We accept an approach to Real Human Testing (RHT) that's inferior to Poking The Code (PTC) because we often don't know exactly what we want from RHT. What do software vendors expect from a beta program? Some mix of bug hunting, design feedback, deployment and configuration testing, and reference customer recruitment, to be sure, but which is the top priority? Typically, different groups in the company that have a vested interest in the beta program – development, support, marketing, etc. – usually don't share the same view of what the priorities are, or should be. The beta program checklist that fellow blogger Saeed Khan developed is a great start, especially since few companies have a beta program strategy as clear in both ends and means as what he describes.
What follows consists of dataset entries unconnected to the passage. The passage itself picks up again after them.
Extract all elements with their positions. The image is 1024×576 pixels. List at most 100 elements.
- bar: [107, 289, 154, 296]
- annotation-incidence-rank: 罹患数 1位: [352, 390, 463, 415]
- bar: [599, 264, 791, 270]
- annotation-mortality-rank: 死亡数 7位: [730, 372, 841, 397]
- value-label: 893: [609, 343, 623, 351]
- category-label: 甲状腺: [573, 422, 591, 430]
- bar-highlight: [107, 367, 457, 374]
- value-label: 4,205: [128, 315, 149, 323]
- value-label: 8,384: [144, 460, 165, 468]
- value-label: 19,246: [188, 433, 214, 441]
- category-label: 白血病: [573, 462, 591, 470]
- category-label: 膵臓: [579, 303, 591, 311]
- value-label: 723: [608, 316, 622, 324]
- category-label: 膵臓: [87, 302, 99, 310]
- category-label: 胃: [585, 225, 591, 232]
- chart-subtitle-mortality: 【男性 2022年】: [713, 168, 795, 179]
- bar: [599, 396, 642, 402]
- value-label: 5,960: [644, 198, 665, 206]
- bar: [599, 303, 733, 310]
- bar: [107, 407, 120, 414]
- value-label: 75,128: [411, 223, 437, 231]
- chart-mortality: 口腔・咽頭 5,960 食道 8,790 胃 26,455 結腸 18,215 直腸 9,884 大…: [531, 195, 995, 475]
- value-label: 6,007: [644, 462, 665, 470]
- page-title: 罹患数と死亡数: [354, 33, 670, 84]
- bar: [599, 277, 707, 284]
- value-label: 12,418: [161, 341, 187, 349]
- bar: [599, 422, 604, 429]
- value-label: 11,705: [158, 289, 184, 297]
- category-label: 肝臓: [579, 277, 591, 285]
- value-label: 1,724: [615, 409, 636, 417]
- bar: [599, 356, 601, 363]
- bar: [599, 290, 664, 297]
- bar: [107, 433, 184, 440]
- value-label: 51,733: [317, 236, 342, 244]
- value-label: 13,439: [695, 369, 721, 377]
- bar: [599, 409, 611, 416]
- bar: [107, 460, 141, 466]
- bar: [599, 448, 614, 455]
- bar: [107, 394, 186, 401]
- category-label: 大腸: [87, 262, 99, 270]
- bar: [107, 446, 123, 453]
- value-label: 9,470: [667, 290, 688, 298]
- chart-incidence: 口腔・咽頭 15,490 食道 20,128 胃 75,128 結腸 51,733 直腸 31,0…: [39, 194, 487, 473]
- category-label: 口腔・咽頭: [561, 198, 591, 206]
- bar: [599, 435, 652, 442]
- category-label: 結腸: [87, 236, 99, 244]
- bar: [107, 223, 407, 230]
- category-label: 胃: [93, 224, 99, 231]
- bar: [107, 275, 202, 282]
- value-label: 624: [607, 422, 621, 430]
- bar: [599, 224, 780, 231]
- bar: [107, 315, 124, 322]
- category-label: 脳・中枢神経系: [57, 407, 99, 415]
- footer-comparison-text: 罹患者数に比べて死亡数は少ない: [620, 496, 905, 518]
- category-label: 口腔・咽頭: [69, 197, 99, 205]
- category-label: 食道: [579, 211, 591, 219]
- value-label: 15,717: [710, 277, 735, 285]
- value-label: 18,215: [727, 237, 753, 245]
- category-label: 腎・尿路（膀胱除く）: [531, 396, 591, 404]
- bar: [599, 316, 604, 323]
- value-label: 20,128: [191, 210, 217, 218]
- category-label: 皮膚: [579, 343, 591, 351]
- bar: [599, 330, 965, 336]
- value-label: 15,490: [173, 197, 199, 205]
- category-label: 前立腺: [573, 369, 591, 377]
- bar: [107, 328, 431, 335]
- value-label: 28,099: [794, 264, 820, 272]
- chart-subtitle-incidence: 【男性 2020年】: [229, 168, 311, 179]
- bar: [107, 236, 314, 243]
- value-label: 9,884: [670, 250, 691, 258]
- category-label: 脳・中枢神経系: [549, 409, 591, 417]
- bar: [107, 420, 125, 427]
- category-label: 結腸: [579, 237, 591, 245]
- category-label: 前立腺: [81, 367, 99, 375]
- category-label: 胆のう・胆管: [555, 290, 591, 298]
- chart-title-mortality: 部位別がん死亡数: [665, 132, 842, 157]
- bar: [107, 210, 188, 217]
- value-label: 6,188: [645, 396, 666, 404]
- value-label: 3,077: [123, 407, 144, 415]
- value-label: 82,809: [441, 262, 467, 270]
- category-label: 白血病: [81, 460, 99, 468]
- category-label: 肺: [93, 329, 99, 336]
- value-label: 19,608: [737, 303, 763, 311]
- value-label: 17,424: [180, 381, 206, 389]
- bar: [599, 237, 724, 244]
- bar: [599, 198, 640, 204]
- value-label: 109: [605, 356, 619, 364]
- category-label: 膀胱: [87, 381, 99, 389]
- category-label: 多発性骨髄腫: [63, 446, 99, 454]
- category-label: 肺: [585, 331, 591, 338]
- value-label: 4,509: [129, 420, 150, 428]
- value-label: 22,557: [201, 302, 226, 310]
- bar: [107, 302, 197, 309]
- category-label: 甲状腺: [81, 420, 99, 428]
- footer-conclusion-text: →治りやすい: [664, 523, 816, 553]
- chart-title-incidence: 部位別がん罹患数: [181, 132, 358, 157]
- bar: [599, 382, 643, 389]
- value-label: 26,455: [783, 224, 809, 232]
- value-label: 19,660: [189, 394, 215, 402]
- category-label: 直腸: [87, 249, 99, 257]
Since all new disciplines start with categorization, I'll propose a few categories of RHT that we need to have:
- Usefulness. Does the software solve a real problem?
- Scope. In how many use cases does the software solve a problem?
- Comprehensibility. Is it clear what problem it solves?
- Usability. This is a fairly unambitious measure. You could have a very usable application that fails to impress or entice people to use it. Therefore, we need an additional measure.
- Coolness. Does the software appeal to people? The "gotta have it" factor requires a lot more than just usability.
- Client compatibility. How well does the software work with the devices and other applications that people are likely to use?
- Perceived value. For IT, this is a measure of ROI. For tech vendors, it's a measure of market potential.
I'm sure that I've missed some other possible categories of RHT, but it should be clear from even this cursory list how little rigor we apply once we "test" software by putting it in the hands of prospective users or customers. Even checklist standards like ITIL and CMMI don't impose this type of discipline, even though, at the end of the day, the real test of software quality is whether someone uses it, or spends money to use it.